13. In the Google People API product details page, click Enable.

    

    The API is enabled and information about all Google-authenticated clients can be collected if the client agrees.

Configuring a self-sign-in Captive Portal Wi-Fi network that supports client authentication using a Google account requires that RUCKUS One have a client ID and client secret configured in the Google OAuth 2.0 servers.
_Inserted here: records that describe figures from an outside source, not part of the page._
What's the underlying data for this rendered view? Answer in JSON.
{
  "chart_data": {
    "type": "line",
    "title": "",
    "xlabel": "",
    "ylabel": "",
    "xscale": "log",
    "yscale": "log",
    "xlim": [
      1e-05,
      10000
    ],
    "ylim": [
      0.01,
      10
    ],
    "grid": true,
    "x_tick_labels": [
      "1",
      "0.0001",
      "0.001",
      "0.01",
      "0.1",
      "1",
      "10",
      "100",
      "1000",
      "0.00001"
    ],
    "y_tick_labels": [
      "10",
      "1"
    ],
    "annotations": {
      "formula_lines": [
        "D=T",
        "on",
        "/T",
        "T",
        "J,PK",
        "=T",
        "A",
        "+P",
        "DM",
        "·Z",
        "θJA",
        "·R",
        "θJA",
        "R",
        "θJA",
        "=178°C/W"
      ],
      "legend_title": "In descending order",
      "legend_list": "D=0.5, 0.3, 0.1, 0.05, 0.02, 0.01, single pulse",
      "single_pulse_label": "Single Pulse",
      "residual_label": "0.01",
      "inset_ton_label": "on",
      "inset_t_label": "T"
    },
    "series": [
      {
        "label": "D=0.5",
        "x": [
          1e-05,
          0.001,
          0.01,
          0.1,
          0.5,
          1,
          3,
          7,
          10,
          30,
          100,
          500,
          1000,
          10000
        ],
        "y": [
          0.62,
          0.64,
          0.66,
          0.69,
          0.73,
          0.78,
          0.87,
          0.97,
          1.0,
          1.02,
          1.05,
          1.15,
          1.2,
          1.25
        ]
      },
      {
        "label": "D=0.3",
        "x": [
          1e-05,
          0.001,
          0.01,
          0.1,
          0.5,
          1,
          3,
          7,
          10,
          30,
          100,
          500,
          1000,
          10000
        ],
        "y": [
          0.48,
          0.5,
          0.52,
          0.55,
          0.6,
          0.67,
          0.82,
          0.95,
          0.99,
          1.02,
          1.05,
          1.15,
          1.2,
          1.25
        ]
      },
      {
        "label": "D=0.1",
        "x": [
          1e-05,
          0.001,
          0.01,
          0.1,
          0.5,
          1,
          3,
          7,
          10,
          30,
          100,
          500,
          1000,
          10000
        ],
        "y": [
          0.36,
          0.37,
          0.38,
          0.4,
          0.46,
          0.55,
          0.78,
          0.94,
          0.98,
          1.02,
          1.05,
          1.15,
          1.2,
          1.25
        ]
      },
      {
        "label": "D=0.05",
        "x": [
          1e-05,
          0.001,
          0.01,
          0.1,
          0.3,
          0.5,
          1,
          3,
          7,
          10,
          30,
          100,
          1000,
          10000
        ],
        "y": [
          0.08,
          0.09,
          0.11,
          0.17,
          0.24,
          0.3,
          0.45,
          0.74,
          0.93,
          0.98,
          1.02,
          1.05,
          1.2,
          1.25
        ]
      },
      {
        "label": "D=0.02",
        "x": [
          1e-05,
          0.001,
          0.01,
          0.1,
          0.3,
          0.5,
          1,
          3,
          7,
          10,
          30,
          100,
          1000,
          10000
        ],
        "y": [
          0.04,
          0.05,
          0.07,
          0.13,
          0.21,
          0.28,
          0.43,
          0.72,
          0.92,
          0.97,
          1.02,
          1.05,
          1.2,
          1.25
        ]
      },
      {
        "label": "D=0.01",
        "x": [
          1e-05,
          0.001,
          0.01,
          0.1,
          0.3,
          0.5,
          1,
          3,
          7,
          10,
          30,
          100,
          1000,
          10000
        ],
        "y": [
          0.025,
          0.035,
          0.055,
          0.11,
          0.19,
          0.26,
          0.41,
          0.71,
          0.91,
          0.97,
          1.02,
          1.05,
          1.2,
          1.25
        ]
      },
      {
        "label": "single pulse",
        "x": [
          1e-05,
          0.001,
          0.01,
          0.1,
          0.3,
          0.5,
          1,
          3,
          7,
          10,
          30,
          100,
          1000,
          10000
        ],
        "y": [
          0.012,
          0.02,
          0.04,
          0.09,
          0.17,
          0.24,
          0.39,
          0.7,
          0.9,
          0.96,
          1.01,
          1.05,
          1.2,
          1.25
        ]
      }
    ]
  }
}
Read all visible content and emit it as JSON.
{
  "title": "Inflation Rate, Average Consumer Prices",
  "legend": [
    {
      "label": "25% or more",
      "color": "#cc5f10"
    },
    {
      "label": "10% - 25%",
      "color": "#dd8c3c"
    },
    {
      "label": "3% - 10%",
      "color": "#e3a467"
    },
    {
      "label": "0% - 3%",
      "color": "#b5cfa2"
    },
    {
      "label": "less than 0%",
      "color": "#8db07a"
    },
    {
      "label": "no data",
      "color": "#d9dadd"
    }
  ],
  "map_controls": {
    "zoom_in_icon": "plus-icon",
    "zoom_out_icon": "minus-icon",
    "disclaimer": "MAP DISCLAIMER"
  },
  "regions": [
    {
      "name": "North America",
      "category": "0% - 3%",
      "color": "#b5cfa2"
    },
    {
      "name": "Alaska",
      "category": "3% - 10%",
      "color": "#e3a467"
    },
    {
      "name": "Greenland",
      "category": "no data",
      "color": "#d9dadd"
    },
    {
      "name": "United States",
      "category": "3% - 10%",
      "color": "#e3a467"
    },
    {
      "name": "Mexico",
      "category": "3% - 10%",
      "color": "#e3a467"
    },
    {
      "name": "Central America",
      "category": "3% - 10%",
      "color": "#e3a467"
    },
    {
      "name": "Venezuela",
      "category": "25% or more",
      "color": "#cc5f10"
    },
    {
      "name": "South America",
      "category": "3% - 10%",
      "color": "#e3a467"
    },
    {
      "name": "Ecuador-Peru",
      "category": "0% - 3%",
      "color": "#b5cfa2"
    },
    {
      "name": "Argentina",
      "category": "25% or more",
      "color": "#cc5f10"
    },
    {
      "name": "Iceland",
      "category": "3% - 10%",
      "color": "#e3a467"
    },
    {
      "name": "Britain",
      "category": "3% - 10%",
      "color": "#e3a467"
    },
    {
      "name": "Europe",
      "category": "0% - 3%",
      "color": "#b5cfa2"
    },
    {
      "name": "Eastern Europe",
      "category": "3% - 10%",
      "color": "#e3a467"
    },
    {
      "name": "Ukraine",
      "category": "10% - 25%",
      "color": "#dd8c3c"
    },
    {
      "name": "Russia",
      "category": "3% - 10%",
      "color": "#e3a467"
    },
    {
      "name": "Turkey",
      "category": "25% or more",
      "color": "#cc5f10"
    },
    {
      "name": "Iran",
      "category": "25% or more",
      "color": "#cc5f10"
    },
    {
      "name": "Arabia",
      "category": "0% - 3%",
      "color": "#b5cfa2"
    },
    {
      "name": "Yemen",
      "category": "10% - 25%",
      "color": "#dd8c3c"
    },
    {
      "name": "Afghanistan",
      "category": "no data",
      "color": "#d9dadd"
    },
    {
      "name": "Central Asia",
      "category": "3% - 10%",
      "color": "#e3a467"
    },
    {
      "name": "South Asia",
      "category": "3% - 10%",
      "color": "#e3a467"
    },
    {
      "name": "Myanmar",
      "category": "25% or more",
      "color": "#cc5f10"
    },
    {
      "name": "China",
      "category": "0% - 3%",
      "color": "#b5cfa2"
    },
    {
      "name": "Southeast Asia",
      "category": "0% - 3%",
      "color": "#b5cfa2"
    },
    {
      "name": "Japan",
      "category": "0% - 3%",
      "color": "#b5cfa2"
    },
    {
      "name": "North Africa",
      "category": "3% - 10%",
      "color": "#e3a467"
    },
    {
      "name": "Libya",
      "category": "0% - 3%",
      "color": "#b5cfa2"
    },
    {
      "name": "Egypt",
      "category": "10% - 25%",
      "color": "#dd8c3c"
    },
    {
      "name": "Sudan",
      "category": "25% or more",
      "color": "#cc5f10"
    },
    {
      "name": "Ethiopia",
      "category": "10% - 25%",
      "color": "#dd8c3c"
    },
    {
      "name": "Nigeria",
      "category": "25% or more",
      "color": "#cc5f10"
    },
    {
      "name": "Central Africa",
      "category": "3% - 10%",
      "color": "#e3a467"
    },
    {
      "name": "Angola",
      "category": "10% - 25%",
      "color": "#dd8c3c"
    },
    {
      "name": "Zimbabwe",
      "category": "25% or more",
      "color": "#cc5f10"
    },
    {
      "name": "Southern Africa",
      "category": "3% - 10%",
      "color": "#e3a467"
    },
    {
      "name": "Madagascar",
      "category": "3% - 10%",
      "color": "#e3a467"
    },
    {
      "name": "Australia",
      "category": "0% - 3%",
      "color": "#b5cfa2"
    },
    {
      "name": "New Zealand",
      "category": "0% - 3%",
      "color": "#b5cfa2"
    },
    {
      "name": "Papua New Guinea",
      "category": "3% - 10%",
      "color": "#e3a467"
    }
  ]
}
1. Create a self-sign-in captive portal network type and step through the Create New Network wizard until you reach the Onboarding page. Refer to Creating a Network That Uses a Captive Portal with Self Sign In for more information. Alternatively, you can edit an existing self-sign-in captive portal network type and step through the Edit Network wizard.

   

2. In the Onboarding page, select the Google check box and click the icon next to it.
   The Edit Google App window is displayed.

   

3. Enter the Client ID and Client Secret (refer to Setup Procedure for Google Social Media Login), click Save, and complete the Wi-Fi network configuration.
   When authenticating to the Wi-Fi network using their Google credentials, the user is prompted to log in to their Google account (if not already logged in) and grant the application access to specific data or actions (such as profile info, email, and so on). The user is able to successfully authenticate using their Google account.